I\'m looking for a way to parse c++ code to retrieve some basic information about classes. I don\'t actually need much information from the code itself, but I do need it to hand
Running Doxygen on the code would give you most of that, wouldn't it?
In what format do you want the output?
Exuberant Ctags will give you most of what you need, it's usually used by editors to provide code navigation.
May choke on some templates though...
Doxygen can also produce a detailed XML by setting an option in the configuration file. It is quite thorough, and very easy to use. From the doxygen home page:
The XML output consists of a structured "dump" of the information gathered by doxygen. Each compound (class/namespace/file/...) has its own XML file and there is also an index file called index.xml.
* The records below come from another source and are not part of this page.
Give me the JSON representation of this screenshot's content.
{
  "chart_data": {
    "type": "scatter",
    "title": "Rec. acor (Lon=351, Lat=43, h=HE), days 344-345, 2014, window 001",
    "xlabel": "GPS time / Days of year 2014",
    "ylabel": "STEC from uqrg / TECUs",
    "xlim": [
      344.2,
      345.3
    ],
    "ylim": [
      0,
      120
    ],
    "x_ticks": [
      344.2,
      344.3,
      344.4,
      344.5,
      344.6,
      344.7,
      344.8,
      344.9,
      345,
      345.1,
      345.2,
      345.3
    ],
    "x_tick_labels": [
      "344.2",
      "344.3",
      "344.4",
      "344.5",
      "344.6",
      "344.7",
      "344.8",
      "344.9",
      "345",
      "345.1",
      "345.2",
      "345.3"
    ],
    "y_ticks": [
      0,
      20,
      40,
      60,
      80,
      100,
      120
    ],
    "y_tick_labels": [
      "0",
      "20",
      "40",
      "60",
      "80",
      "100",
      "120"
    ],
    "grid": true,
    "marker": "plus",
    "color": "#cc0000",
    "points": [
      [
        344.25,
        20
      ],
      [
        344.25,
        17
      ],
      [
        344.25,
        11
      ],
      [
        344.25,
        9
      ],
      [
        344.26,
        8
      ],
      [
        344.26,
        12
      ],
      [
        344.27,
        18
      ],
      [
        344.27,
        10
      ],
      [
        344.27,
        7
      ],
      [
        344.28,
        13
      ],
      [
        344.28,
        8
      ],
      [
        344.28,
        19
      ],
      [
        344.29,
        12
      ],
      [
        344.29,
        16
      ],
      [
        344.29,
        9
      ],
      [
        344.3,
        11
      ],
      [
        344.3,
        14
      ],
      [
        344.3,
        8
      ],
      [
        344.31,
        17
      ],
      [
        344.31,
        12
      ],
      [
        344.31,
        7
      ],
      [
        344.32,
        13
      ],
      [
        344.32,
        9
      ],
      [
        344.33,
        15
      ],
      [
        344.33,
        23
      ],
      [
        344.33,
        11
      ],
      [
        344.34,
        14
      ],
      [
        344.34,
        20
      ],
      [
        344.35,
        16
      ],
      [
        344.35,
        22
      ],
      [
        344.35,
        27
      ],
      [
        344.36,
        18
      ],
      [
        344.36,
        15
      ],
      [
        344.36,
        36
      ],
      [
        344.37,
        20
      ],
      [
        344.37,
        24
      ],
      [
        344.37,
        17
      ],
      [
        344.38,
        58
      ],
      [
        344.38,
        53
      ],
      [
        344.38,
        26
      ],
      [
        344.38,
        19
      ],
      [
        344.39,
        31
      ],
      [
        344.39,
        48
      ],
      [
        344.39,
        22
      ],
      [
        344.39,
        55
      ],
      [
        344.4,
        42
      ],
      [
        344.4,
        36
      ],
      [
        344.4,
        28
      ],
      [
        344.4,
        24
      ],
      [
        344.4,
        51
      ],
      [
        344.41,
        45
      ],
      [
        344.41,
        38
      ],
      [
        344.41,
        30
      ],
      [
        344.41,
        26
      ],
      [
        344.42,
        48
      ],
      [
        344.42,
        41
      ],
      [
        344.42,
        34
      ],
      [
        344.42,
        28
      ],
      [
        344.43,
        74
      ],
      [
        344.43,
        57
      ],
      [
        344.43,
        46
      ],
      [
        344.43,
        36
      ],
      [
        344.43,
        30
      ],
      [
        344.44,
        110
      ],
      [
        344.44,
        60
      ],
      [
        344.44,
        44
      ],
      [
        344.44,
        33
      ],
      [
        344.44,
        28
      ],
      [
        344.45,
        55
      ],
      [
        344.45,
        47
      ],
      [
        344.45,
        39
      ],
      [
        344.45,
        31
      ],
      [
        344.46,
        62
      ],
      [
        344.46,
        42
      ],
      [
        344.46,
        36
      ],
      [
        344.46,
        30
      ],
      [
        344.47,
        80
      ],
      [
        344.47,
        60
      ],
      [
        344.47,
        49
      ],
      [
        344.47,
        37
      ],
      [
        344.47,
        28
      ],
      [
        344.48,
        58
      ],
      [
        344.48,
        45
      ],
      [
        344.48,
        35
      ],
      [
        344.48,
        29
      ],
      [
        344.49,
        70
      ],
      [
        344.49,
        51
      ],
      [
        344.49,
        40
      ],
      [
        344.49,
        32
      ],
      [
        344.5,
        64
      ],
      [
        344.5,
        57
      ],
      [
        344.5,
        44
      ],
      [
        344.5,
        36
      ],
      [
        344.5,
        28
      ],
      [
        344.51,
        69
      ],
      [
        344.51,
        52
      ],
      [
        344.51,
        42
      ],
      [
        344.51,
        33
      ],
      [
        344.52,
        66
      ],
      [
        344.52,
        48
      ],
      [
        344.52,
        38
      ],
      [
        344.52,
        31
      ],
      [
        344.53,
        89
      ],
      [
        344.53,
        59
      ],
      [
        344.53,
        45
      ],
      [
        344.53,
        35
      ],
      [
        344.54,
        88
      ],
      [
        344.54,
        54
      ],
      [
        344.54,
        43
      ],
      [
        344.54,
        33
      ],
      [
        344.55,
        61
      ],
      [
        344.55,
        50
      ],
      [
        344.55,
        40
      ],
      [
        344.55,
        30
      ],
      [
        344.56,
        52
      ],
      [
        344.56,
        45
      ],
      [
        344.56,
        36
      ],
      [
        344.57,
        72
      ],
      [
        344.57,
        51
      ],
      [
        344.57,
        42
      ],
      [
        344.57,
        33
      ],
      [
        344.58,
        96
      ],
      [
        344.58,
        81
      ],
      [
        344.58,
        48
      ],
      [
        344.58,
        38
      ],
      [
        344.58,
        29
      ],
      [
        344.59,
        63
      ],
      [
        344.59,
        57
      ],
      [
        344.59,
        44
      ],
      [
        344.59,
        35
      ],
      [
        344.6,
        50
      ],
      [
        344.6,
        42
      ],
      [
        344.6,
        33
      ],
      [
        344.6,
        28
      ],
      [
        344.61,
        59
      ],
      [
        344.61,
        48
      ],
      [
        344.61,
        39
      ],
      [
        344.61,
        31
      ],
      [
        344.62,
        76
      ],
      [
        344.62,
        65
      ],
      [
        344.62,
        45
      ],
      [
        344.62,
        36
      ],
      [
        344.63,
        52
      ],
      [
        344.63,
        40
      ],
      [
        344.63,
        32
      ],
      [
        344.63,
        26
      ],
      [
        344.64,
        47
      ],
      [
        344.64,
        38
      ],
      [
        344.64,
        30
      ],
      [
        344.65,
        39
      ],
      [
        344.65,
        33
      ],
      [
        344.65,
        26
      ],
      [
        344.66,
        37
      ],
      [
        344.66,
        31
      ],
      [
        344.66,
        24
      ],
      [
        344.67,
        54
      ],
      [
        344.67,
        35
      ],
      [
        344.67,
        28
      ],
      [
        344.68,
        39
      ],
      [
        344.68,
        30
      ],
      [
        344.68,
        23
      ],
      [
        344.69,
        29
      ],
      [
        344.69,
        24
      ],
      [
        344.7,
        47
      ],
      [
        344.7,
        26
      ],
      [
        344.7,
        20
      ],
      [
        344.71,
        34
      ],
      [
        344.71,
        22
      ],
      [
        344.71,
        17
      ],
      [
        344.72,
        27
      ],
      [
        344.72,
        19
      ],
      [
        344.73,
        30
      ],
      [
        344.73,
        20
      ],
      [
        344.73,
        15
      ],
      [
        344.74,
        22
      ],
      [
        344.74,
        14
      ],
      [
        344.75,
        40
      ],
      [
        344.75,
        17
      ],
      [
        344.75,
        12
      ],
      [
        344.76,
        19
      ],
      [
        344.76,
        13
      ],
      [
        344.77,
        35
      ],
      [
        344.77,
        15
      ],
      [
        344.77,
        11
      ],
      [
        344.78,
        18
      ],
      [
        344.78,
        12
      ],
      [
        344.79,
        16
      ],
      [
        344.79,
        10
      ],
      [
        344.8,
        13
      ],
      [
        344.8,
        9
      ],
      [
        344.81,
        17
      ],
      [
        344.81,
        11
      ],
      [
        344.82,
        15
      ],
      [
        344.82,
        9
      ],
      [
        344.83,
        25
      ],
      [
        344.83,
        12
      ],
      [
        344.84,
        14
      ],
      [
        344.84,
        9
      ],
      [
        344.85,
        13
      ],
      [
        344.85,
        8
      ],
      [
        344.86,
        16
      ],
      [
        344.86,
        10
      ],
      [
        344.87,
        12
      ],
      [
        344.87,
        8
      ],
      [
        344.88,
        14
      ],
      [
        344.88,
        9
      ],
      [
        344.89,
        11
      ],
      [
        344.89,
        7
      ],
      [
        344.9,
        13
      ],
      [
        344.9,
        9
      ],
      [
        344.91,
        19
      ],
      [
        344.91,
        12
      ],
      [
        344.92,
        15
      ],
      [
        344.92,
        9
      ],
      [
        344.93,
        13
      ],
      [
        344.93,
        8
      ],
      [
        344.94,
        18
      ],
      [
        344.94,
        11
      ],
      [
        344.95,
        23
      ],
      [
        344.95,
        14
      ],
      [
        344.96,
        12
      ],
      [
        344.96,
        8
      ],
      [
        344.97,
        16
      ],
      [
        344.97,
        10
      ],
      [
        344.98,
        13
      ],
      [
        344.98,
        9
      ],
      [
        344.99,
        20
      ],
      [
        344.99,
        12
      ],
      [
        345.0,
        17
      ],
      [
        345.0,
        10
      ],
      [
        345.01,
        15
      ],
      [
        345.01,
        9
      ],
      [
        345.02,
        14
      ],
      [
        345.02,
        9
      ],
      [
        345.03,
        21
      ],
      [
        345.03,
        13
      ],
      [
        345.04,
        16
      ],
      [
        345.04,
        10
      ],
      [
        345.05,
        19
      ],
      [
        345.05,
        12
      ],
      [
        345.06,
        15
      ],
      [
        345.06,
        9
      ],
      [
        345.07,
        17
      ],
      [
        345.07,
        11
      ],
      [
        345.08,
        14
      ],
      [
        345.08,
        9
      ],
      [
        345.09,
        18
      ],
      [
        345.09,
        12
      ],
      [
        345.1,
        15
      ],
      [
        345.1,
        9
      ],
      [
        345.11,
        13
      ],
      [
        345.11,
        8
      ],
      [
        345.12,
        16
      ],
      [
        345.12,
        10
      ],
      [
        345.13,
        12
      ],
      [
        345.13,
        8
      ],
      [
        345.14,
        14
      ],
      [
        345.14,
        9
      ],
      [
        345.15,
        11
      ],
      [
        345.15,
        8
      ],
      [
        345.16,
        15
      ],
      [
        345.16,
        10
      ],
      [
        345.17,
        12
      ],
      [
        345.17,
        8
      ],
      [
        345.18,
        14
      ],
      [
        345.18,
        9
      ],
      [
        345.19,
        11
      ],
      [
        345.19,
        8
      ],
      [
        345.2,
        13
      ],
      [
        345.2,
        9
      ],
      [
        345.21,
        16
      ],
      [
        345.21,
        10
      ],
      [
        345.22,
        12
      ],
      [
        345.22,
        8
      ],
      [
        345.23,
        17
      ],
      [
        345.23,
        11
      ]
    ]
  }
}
A file called combine.xslt XSLT script is also generated and can be used to combine all XML files into a single file.
Doxygen also generates two XML schema files index.xsd (for the index file) and compound.xsd (for the compound files). This schema file describes the possible elements, their attributes and how they are structured, i.e. it the describes the grammar of the XML files and can be used for validation or to steer XSLT scripts.
In the addon/doxmlparser directory you can find a parser library for reading the XML output produced by doxygen in an incremental way (see addon/doxmlparser/include/doxmlintf.h for the interface of the library)
Sounds like a job for gcc-xml in combination with the c++ xml-library or xml-friendly scripting language of your choice.
See also Ira Baxter here, where he cites his own product.
Warning: mind you, only Elsa "..I hear does a fairly good job.." at constructing a symbol table, which according to Ira Baxter is necessary for OP's original intent (see comments to this answer - I quote him because he is an expert in the field).
The DMS Software Reengineering Toolkit is general purpose program analysis and transformation machinery. Its C++ Front End builds on DMS to provide full featured C++ parsing for a variety of common C++ dialects, can process set of C++ classes simulataneously, and constructs full name/type/access information that you can use any way you want. Information is tagged as to precise origin file/line/column. (It includes a full preprocessor).
You are right; regex can't even come close to this.